Kat knew she had made the smart decision by not sharing the story’s real ending. So why did she feel so disappointed in herself?

She put the champagne down. These dates with Jude were supposed to be strictly business. But maybe she didn’t want this to be strictly business. There was just something…nice about Jude. Something sincere and open, something that made talking to her feel easy.

Maybe that was what motivated her to reach up and run her hand through Jude’s hair.

She’d wanted to touch those rumpled blond strands since the first time she saw Jude.

They were just as soft under her fingers as she’d imagined.

But she hadn’t imagined the way Jude’s gray-green eyes would widen as Kat’s hand made a slow arc toward the back of her head.

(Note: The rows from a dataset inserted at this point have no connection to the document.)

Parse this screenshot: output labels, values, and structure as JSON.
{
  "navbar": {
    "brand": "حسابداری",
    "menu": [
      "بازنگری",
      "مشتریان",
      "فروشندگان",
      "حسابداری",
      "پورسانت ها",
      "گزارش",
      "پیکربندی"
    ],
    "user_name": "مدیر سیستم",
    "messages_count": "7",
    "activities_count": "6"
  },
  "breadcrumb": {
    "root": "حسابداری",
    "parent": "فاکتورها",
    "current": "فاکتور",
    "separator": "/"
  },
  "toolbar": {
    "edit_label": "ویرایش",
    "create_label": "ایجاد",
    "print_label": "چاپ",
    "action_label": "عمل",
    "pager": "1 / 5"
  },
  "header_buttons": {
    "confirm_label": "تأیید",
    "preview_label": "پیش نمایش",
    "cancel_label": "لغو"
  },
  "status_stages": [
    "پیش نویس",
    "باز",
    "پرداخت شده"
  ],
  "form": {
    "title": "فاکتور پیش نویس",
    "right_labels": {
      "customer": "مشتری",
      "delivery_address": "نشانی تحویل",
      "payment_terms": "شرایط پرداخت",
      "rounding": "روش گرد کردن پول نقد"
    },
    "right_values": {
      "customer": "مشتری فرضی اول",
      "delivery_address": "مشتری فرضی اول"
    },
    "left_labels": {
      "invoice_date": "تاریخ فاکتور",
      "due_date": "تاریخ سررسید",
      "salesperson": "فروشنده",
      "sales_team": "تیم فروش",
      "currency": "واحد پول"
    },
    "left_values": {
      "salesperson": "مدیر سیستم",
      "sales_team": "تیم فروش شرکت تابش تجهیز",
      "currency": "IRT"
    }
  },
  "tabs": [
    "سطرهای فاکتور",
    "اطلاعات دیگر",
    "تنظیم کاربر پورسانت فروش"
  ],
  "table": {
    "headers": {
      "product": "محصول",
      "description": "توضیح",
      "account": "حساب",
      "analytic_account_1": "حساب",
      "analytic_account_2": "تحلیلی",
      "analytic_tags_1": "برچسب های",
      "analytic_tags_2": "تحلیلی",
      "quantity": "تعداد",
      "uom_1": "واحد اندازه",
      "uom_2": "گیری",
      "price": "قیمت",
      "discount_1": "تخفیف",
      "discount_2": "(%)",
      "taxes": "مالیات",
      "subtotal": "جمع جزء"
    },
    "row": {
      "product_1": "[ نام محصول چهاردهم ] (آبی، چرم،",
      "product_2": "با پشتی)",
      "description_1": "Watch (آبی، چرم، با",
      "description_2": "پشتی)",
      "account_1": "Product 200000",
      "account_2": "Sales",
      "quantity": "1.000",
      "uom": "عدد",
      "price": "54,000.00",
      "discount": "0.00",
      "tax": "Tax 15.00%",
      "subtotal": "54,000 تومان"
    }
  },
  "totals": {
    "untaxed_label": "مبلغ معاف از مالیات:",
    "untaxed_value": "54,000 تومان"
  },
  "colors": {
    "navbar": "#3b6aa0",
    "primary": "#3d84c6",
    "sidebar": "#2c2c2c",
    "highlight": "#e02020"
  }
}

Or how Kat’s breath would catch in her throat as they leaned toward each other.

Slowly, Jude ghosted a hand over Kat’s arm.

She ran it upward until it settled behind Kat’s neck, pulling her closer.

Kat could still hear the murmur of partygoers chatting and laughing in the garden beneath them.

But they were alone, shielded from sight, surrounded by the cool night air.

She let Jude’s hand guide her forward until their lips found each other.

Jude tasted like champagne and smelled like cinnamon, and Kat’s head spun like she was ten times drunker than she actually was.

After a few seconds, she pulled back, feeling so giddy that she laughed. Jude laughed back, her eyes twinkling like the fairy lights in the garden below.

“We should probably head back downstairs,” Kat said reluctantly.

“Okay.” Jude led the way back inside. Kat took a second to steady herself before following Jude back down the spiral stairs.

The first girl she’d kissed had ruined her entire life. She could only hope the same didn’t happen with the second one.